If they would have let him, Ryker would’ve gone through his whole neighborhood soliciting donations, but his parents limited his fundraising to family members. When he felt like he had enough, he brought the money into Seattle Children’s and proudly announced he was donating his plastic bag full of coins and dollars to vascular anomalies research.
“Our team is inspired by and thankful for generous patients like Ryker who help us continue our mission to help children with vascular anomalies. He is a true hero,” Dr. Markus Boos said of Ryker’s efforts.
Already fundraising again his mother has been hand-rolling all the coins he has collected which total over $172. When I ask Ryker what his goal is, he says “a hundred dollars.” His father tells him he’s already got that much and Ryker instantly changes his answer and says, “Okay, a thousand.” His parents smile and laugh.
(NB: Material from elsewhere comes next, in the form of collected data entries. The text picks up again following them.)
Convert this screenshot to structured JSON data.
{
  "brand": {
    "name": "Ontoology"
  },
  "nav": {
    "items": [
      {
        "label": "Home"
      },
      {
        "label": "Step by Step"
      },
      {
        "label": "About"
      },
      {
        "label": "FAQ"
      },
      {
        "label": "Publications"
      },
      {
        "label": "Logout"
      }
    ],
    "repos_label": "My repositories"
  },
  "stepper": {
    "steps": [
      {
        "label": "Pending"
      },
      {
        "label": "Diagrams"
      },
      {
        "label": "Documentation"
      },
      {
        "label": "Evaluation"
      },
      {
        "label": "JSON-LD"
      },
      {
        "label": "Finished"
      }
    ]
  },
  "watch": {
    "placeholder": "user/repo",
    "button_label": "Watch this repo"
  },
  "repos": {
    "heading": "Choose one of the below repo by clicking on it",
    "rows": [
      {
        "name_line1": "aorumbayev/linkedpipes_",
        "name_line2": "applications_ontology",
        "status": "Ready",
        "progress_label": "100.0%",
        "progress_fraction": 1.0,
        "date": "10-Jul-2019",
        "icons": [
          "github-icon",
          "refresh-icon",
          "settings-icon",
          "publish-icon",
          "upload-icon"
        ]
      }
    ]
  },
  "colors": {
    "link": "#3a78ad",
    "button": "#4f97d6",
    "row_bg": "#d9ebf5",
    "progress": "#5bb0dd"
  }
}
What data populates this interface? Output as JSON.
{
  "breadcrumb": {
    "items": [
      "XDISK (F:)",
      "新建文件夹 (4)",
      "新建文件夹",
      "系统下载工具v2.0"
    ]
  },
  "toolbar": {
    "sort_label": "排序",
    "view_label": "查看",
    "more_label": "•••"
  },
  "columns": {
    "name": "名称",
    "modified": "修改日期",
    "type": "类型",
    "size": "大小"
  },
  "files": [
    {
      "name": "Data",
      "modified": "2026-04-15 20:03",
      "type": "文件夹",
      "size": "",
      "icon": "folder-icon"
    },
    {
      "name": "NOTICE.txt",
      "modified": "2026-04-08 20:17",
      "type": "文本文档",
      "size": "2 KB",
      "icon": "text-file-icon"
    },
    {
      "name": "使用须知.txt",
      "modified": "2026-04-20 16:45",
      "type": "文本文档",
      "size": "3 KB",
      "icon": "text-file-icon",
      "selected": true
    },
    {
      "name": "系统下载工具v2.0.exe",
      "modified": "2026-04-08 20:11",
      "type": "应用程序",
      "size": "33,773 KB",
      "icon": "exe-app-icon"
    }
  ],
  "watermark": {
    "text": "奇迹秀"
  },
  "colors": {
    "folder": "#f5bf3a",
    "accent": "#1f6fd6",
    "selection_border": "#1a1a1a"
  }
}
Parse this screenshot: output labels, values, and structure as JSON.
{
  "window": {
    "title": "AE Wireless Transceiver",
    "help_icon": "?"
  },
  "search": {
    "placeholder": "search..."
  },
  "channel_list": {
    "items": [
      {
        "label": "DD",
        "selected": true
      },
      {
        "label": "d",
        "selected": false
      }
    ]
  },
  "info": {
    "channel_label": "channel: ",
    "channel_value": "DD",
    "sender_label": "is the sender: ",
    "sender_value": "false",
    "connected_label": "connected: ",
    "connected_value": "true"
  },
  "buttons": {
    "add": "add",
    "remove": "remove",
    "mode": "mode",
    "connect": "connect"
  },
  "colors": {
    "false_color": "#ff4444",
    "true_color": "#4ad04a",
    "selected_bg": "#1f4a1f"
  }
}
A normal kid with abnormal generosity
Meeting Ryker at this stage in his life, one would assume he’s like every other kid; he loves superheroes with Captain America being his favorite, likes going to the zoo, and even played in the snow on Mt. Rainier with his younger brother. It’s what is inside Ryker that makes him so unique. He has an empathy and benevolence that cannot be taught, let alone to someone who is supposed to be the patient dealing with his or her own issues.
“He is really helping to change how we treat and understand vascular anomalies. His gift is inspiring,” said.
Though his medical journey continues, one can only expect more great things from Ryker. For now, he’s content to set an example for others that little gift can go a long way.